More than 20 million people live in the Greater Manila area, much of it vulnerable to heavy flooding, especially as groundwater extraction causes the city to sink. Combined with rising global temperatures, the Philippines faces one of the fastest-rising sea levels in the world, at nearly 12 millimeters a year.
The areas likely to be hit as weather patterns change include parts of the Visayas island complex, where Category 5 Super Typhoon Yolanda/Haiyan killed at least 6,200 people when it came ashore on Nov. 3 with winds gusting up to 300 km per hour. The storm did an estimated US$14 billion worth of damage in economic losses, according to US Rep. Mike Honda, a California congressman, in a recent opinion piece written for the Reuters news service. Human bones continue to wash ashore two months after the storm, with 1,700 people still listed as missing. The Visayas, particularly Cebu and the resort island of Boracay among others, are tourism magnets which could suffer economic harm from the storms.
Mindanao, where much of the country’s agricultural produce is grown and processed, is also at growing risk, according to the report. In November 2012, Mindanao was hit by Super Typhoon Bopha, the strongest storm ever to hit the island, which killed at least 1,901 and left another 834 missing, displacing 170,000 people and doing US$1.04 billion in damage. Much of the country’s entire tuna fleet was demolished with the loss of as many as 300 lives.
Specialists warn that the country will see an increased number of powerful storms, as well as intensified monsoons that trigger flooding, including in Metro Manila, which was inundated by a slow-moving storm that lasted for eight days in August of 2012, pushing the Marikina River to 20.6 meters, a full three meters above the flood level, leaving 95 people dead, nearly 8,500 homes destroyed and paralyzing the center of the city for weeks.
The ADB, in its report, estimates that overall as many as 410 million Asian urban dwellers will be at risk from rising waters and storms by 2025. The number of people inland who are also at risk is expected to rise to 241 million in the same period. The projected impact of severe weather caused by climate change will create significant costs related to climate proofing cities and businesses. The ADB reckons that the cost currently runs to US$53.8 billion across Asia and the Pacific. Yet less than 5 percent of disaster losses in developing Asia are insured, compared to 40 percent in developed countries. In the impoverished Philippines, the figure is considerably less.
The world appears to have missed its chance at actually arresting global temperature rise, with a lack of political will to curb carbon dioxide emissions from the burning of fossil fuels. Adaptation and, to a lesser degree, mitigation appear to be the only recourse to address the adverse effects of climate change as it likely can no longer be reversed without drastic action from the world’s leaders.
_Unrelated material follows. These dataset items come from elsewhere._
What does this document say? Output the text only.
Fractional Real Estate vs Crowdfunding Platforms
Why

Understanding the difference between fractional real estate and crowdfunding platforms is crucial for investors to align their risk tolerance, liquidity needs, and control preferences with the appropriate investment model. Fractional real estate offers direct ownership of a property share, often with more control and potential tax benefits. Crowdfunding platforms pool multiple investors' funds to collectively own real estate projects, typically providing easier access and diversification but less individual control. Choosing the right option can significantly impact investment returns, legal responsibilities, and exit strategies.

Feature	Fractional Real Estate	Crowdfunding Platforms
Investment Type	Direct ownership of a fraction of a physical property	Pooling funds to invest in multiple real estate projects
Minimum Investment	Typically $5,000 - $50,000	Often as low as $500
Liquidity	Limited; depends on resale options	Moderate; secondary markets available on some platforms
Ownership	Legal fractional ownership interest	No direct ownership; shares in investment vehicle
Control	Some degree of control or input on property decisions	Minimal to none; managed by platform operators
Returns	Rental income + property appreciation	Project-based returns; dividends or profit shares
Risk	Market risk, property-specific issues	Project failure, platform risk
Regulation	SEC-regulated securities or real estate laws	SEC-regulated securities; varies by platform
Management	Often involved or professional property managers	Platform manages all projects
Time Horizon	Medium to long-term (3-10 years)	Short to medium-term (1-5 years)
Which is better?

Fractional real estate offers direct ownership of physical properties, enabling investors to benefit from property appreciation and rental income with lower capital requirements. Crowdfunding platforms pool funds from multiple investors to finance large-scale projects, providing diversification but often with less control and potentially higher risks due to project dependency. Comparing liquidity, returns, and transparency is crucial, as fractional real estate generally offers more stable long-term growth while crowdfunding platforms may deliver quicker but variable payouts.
Certainly, the need for investment in disaster risk reduction is overwhelming. President Benigno S. Aquino III immediately ordered the implementation of “no build” zones along the country’s 36,000 km of island coastlines in the wake of Haiyan/Yolanda and authorities began to work on a plan to move vulnerable communities to less more protected areas. But that seems problematical at best, since all of these communities depend on marine or agricultural resources and finding adequate alternative livelihoods in a country where unemployment is already endemic is unlikely. But it has been estimated by the World Bank that the economic impact of disaster would be reduced by US$7 for every US$1 spent. The ADB has invested as much as US$7 billion in clean energy-related projects since 2008, with US$2.1 billion in 2011 alone and has carried out disaster-related projects worth more than US$12 billion since 1987.
Through mechanisms such as the Climate Investment Funds, multilateral development banks have mobilized US$6.5 billion for climate action in developing countries, with US$2.5 billion earmarked for Asia and the Pacific. The Green Climate Fund, currently under development, aims to mobilize an additional US$100 billion per year for climate change mitigation and adaptation in developing countries.